Jésus l’installa dans une petite chambre obscure où atten­daient tous les hôtes. Il mit dans sa main droite une Bible et dans sa main gauche une lampe. Son visage était dans l’ombre et personne ne prenait garde à lui. Mais la Bible était éclairée, tous ceux qui venaient chercher le Christ s’ar­rêtaient et, à la lueur de la petite lampe, ils lisaient la Bible et trouvaient la lumière.

Chaque matin le Christ venait lui-même mettre l’huile dans la lampe et bénir le mendiant, mais il ne lui parlait jamais. Le mendiant savait bien que la flamme brûlait tou­jours dans la lampe et que chaque matin son espérance était renouvelée, mais il ne savait pas que c’était le Christ qui passait. Sans cesse il priait pour les hôtes parce qu’il les aimait. Il savait qu’il leur transmettait la lumière qu’il ne voyait pas, et son cœur était paisible.

Matin et soir il s’unissait aux autres serviteurs du Maître qui chantaient les louanges du Seigneur. Il chantait inté­rieurement son adoration, mais il ne savait pas que le Christ était au milieu d’eux.

Il vécut ainsi jusqu’à sa blanche vieillesse. Un soir, sen­tant ses forces le quitter, il s’étendit par terre, posa la Bible sur sa poitrine et la petite lampe dessus. Sa main droite res­ta posée sur la Bible et sa main gauche tenait encore la lampe.

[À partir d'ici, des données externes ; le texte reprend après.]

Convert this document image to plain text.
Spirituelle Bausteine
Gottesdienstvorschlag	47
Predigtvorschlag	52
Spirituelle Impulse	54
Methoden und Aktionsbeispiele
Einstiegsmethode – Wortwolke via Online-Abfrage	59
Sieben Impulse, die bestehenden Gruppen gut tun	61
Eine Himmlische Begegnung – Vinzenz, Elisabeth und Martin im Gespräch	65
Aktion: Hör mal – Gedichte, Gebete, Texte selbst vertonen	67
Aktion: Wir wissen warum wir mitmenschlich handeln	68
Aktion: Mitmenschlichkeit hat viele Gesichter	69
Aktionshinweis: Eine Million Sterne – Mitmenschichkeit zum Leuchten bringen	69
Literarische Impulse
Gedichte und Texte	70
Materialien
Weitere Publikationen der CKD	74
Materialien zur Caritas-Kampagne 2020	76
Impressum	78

Jésus entra, il soutint la tête du mendiant dans ses mains - le mendiant ne savait pas que sa tête reposait dans les mains du Christ, mais son âme était en paix, et il s’endor­mit dans le Seigneur.

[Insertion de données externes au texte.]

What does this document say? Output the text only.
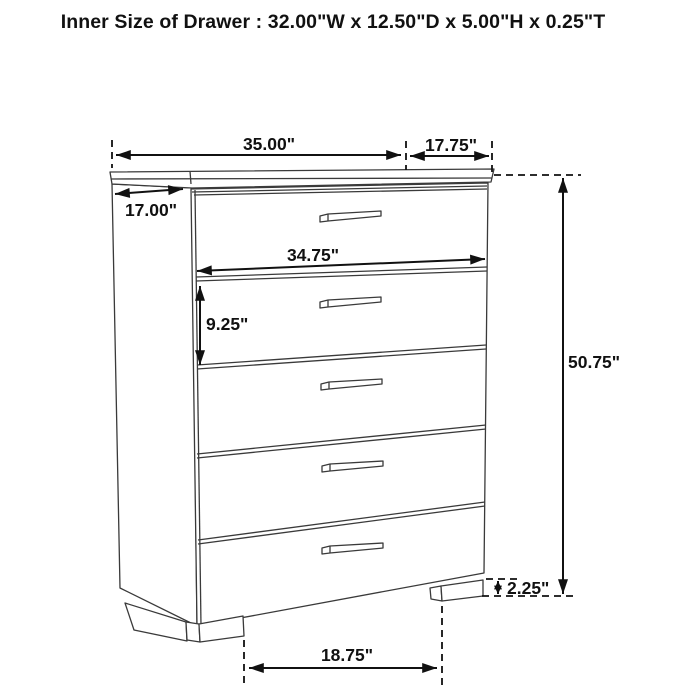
Inner Size of Drawer : 32.00"W x 12.50"D x 5.00"H x 0.25"T
35.00"	17.75"
17.00"
34.75"
9.25"
50.75"
2.25"
18.75"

Pour la première fois son visage était éclairé, ses yeux grands ouverts comme voyant Celui qui est invisible. Le Christ recueillit son âme et la porta au Père. «C’est bien, bon et fidèle serviteur. Tu as été fidèle en peu de choses, je t’en confierai beaucoup. Entre dans la joie de ton Maî­tre.»

Heureux ceux qui n’ont pas vu et qui ont cru.


Sœur Marguerite, Du Grain à l’Epi, Communauté de Grandchamp / Editions Ouvertures, 1995.